Like any good ghost ship, the tale is steeped in fame, fortune, and intrigue. For the explorer Robert de La Salle (full name: René-Robert Cavelier, Sieur de La Salle), who staked his wealth and reputation on the ship’s cargo, the disappearance was part of a chain of misfortunes that would eventually claim his life.
On January 26, 1679, Robert de La Salle drove the first bolt into the keel of what would become the Griffon, a barque longue of 30-50 feet. He planned to sail to the western shores of Lake Michigan, where he would hopefully collect enough furs to assuage his debtors while establishing a French presence in the region.
The Griffon set sail from Niagara on August 7 of that year. The crew launched earlier than planned to avert sabotage, then faced a hard slog through the shallow St. Clair River and a near-fatal storm on Lake Huron. Despite all this, La Salle arrived at the mouth of Green Bay almost a month after his initial departure: September 2, 1679. Some of his men had gone ahead via canoe to barter for furs, and awaited him onshore. Sixteen days later, the Griffon re-embarked for Niagara without La Salle aboard.
What happened next is lost to history.
La Salle continued exploring the continent’s interior, but the Griffon was never far from his mind. He began to worry about the ship’s safety after months passed without word from his crew. Neighboring tribes reported seeing the boat sail into a violent storm, then finding a hatch cover, spoiled pelts, and other apparent wreckage the following spring.

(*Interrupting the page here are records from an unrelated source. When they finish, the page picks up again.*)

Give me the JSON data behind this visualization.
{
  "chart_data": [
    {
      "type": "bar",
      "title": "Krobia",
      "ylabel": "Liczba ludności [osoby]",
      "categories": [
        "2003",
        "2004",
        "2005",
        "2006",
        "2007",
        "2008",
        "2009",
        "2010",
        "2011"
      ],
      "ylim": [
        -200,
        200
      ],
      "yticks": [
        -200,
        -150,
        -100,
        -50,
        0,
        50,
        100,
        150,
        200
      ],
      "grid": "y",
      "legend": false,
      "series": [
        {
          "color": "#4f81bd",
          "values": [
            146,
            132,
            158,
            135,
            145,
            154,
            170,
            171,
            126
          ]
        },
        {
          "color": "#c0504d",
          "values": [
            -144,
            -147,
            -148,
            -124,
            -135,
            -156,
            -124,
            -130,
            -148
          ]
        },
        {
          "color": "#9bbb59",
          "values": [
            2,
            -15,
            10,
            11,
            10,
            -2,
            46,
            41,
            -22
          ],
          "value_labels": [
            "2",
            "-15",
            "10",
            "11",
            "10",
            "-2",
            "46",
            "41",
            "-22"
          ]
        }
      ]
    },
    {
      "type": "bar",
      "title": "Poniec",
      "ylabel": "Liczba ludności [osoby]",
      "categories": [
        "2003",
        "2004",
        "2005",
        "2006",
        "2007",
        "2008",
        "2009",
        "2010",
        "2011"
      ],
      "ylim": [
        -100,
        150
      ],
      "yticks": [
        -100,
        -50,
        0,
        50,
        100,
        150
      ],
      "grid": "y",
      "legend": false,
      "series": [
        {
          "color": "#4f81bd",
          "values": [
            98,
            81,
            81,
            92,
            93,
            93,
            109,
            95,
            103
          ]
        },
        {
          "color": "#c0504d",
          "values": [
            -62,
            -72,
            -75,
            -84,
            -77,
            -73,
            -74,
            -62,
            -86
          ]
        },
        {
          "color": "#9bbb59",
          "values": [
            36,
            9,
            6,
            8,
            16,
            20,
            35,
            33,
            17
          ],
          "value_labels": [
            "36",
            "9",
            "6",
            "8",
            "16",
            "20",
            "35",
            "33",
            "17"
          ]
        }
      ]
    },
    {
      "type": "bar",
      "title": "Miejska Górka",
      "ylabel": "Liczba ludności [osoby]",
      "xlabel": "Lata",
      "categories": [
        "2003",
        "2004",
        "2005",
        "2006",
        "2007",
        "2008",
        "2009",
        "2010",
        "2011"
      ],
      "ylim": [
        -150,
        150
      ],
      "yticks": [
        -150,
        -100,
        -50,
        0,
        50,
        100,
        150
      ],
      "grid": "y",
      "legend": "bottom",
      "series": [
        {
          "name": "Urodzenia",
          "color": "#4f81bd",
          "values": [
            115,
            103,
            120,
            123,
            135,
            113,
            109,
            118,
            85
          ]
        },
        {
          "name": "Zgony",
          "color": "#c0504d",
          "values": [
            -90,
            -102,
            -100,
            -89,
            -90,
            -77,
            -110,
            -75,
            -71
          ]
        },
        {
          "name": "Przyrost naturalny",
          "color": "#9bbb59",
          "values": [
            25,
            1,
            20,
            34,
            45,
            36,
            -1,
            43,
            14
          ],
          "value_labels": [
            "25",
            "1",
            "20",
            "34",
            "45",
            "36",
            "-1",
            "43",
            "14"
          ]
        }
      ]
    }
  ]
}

La Salle would eventually come to believe something more sinister. In a letter from 1683, he reported hearing strange rumors: A nearby village had been visited by a neighboring tribe. They had brought captive Frenchmen carrying pelts and explosives—both of which the Griffon had been carrying. One of the men may have matched the description of the ship’s pilot, a man most records refer to as Luc the Dane. Luc, La Salle decided, must have sabotaged the ship to sell the furs himself.
Until his death in 1687, La Salle believed his crew had betrayed him.
It was three hand-hewn pegs in the beam that first made Libert suspect he’d finally solved one of the biggest mysteries of the Great Lakes. Given the wood’s shape, apparent age, and location, he concluded the beam was the Griffon’s bowsprit, used to maneuver the sails. And so he returned year after year.